A recent study run by five leading UK universities, including the University of Oxford, suggests that the development of young children from disadvantaged socioeconomic backgrounds has been disproportionately affected by lockdown compared to children from wealthier families.

The study follows the UNICEF projection just before 10th May this year that “an estimated 116 million babies will be born under the shadow of the COVID-19 pandemic”, giving rise to the prospect that a very large number of children will be missing out on important enrichment opportunities as restrictions continue. 

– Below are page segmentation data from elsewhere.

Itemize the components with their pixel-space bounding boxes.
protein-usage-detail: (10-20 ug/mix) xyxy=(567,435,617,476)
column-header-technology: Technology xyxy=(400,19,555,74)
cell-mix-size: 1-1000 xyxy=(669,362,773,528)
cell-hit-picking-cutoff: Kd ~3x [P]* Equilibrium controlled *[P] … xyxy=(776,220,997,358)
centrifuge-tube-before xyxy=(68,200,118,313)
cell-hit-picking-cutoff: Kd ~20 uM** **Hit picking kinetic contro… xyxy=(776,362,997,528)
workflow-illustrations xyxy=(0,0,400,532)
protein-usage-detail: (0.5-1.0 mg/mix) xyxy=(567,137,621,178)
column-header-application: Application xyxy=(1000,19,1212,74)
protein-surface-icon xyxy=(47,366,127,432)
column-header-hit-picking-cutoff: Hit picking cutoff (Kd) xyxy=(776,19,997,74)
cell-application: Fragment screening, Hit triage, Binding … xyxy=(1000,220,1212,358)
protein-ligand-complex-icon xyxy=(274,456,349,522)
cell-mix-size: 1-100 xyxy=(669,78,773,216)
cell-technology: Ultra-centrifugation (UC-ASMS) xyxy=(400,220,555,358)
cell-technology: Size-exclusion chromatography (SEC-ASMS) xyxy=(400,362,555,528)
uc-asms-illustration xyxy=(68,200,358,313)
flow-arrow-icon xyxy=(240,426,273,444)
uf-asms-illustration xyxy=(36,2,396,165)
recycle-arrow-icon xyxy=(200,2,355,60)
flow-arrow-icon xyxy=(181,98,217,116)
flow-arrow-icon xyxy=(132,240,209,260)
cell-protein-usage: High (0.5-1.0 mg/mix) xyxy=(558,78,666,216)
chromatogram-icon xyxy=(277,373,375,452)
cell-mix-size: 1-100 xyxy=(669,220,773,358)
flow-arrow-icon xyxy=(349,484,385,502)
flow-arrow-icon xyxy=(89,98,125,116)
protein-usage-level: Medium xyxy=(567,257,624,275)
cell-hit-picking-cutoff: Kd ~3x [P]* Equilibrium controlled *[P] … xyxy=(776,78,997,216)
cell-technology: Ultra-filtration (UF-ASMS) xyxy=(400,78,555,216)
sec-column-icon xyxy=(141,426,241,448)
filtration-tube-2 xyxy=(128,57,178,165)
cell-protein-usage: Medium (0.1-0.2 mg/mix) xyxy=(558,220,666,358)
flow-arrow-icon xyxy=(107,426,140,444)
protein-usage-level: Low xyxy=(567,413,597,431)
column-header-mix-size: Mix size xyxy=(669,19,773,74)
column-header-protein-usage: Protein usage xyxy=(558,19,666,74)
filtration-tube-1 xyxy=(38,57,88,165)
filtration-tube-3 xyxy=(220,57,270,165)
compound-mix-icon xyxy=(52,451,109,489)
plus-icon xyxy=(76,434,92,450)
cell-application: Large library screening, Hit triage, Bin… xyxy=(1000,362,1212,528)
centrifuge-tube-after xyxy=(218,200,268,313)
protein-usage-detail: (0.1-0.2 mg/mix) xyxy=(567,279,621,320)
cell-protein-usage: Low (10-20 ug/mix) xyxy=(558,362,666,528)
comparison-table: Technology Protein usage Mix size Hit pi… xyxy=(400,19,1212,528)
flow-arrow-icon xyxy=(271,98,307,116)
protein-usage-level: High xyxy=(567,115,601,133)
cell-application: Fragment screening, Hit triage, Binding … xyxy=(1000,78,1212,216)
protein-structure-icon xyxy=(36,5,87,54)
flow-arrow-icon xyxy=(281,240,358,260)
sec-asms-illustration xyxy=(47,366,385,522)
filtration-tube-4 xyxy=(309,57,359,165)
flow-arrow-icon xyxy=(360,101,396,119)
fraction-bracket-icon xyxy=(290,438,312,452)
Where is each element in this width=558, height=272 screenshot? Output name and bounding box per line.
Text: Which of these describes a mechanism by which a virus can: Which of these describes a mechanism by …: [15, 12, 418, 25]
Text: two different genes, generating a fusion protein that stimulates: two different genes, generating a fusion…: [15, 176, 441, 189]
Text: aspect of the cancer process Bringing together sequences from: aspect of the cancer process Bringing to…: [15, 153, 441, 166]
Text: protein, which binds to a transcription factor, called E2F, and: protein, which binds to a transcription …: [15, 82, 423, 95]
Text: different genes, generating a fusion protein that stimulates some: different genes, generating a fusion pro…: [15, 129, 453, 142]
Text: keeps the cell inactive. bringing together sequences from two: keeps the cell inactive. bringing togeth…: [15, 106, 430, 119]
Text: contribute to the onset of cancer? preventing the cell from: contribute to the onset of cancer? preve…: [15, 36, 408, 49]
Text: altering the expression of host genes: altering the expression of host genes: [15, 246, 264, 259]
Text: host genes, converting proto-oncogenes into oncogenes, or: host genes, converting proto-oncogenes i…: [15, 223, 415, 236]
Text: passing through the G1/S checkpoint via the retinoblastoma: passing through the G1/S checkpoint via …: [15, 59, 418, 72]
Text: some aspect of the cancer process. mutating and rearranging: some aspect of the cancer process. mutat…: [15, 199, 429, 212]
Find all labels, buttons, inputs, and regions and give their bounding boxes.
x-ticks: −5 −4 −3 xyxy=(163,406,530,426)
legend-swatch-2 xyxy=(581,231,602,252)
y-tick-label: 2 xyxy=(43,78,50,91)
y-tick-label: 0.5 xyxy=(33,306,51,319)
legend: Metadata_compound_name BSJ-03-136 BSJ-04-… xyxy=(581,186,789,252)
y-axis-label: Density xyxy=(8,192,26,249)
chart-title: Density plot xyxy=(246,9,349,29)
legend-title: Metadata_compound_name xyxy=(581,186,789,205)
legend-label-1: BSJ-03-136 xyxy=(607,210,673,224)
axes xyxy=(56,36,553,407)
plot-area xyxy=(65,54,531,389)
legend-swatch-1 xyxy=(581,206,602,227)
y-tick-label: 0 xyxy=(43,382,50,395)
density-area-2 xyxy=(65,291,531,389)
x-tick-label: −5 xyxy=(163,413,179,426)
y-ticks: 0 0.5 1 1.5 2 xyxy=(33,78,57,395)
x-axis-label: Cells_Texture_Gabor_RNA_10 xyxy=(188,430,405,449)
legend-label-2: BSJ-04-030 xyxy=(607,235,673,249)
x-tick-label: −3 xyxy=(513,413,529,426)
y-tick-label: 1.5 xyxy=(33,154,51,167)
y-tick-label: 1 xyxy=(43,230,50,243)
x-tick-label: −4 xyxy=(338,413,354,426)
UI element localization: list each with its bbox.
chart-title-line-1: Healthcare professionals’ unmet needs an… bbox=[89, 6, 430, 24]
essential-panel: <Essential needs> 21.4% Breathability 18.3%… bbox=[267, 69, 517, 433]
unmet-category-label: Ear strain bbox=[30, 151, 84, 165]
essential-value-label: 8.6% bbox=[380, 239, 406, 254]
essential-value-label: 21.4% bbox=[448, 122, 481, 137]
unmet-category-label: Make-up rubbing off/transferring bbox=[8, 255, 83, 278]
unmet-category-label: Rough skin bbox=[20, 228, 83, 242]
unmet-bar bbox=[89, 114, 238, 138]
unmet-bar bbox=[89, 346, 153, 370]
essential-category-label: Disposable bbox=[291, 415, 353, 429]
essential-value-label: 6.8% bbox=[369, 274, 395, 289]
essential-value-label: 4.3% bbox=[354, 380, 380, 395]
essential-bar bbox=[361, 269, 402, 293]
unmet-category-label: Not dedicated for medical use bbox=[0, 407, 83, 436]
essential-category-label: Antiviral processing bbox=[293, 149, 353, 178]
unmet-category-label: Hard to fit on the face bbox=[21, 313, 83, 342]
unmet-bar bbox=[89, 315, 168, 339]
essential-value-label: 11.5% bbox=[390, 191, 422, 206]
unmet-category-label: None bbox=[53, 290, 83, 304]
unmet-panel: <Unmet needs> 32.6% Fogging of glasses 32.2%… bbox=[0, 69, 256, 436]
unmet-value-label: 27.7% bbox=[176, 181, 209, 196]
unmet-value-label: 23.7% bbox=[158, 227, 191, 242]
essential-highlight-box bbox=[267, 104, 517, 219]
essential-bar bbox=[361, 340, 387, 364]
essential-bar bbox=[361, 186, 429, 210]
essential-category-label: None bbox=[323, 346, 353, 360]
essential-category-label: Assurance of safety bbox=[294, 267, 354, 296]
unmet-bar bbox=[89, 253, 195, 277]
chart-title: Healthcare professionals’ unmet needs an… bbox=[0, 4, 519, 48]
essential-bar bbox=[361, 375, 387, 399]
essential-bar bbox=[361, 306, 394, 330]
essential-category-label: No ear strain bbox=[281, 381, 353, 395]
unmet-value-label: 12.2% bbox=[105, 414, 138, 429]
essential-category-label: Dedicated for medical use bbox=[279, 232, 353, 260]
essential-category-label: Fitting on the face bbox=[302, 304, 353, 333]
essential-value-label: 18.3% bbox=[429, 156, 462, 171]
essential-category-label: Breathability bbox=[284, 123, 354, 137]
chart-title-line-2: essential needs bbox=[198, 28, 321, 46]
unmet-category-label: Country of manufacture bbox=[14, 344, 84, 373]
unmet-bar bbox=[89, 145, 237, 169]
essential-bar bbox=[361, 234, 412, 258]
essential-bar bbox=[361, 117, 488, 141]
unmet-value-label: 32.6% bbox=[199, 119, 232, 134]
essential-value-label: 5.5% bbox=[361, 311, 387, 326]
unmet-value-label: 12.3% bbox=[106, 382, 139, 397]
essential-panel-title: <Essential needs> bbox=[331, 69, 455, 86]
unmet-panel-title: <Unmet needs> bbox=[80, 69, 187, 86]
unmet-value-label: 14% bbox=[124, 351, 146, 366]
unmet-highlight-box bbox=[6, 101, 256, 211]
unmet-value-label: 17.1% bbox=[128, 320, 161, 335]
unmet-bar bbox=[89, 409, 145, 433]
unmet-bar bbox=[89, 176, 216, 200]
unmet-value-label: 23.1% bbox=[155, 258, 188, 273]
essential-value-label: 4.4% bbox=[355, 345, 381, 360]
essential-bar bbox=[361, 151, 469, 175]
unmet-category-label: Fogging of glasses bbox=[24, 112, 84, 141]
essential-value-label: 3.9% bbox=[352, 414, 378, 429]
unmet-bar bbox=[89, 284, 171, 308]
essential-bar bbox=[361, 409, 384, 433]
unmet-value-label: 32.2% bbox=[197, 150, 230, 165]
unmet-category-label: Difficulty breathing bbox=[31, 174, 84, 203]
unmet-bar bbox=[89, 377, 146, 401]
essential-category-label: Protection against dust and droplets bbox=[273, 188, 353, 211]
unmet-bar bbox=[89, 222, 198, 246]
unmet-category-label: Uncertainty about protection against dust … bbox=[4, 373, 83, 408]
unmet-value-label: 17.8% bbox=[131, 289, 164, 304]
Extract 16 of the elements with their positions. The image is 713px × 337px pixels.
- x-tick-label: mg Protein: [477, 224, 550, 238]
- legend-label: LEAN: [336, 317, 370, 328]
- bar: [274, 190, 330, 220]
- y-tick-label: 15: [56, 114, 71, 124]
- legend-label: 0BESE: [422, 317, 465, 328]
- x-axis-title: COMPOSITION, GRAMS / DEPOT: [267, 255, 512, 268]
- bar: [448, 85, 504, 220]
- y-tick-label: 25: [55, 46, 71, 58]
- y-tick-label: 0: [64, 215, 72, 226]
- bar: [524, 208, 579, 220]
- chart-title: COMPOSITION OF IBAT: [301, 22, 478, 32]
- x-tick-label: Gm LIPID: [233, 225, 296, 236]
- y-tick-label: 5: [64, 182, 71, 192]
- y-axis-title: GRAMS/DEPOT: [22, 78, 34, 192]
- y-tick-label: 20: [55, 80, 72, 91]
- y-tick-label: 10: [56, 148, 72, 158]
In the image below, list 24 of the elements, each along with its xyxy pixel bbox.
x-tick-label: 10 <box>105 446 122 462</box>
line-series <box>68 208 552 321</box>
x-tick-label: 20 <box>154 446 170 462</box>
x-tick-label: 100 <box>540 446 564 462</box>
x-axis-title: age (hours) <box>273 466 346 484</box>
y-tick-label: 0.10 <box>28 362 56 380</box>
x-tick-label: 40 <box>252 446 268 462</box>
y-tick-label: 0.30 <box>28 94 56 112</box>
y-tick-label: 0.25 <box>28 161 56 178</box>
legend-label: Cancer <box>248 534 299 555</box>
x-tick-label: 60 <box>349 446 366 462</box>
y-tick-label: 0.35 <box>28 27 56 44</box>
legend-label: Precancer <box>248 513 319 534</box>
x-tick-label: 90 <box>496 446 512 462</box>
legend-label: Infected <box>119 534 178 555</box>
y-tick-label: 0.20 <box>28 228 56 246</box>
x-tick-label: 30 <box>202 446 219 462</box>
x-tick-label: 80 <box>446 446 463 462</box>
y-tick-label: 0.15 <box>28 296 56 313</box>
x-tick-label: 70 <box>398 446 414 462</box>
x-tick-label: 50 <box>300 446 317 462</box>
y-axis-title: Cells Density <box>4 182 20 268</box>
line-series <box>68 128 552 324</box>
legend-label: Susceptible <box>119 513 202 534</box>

It is generally understood that the first 1000 days of an infant’s life are the most critical to development.  As Alex Hendry, one of the leading Oxford researchers in the study said in a press release to the University: “Children depend on high-quality interactions to support all aspects of their development.”

Socialisation with other children is also crucial and the cancellation of most group activities as a result of the coronavirus means all children below school-age are missing out.  Amongst other things, participation in day cares, play dates, and pre-school preparatory programmes allow adults to gauge possible issues in the development of individual children by comparing them to one other.  This in turn facilitates early intervention, something that is not possible under the current state of affairs when all parents are monitoring their children individually. 

The Social Distancing and Development Study is funded by the Economic and Social Research Council.  It surveyed 500 parents of children under the age of three to understand how their experience has been altered by lockdown. 

The study had two major findings.  The first was that 90% of parents reported an overall increase in the amount of time they spent with their children and the number of enriching activities they were able to fit into a day.  The second was that 75% also reported an overall increase in their children’s screen time, something that is generally understood to be unhealthy for very young children. 

However, although these findings might indicate most children are being engaged in more enrichment opportunities than they otherwise would be, this increase is substantially lower for disadvantaged children. Moreover, these same children have experienced a greater than average increase in screen time. Sally Hogg, Head of Policy and Campaigning at the Parent-Infant Foundation, said: “This research demonstrates, yet again, that babies in families from more disadvantaged communities have been impacted more by the COVID-19 crisis. The crisis has been difficult for most people, but has had a particular impact on families without the resources to buffer its impacts for their babies.  Sadly, too many of our young children live in poverty, poor housing and without stimulating toys and books at home.”

Dr Nayeli Gonzalez-Gomez, a researcher from Oxford Brookes who leads the SDSS project, has two recommendations to rectify this inequality: “In the event of continued local lockdowns, it is vital that disadvantaged families are given extra support to promote children’s early development. Access to communal outdoor spaces and shared resources such as libraries should only be restricted as a last resort. This extra support will take the form of the one-off Baby Boost fund that will enable local communities to provide for their most vulnerable children.”  

The full paper titled ‘Not all babies are in the same boat: exploring how socio-economic status, parental attitudes, and activities during Covid-19 lockdown affect early executive functions’ is currently under peer review.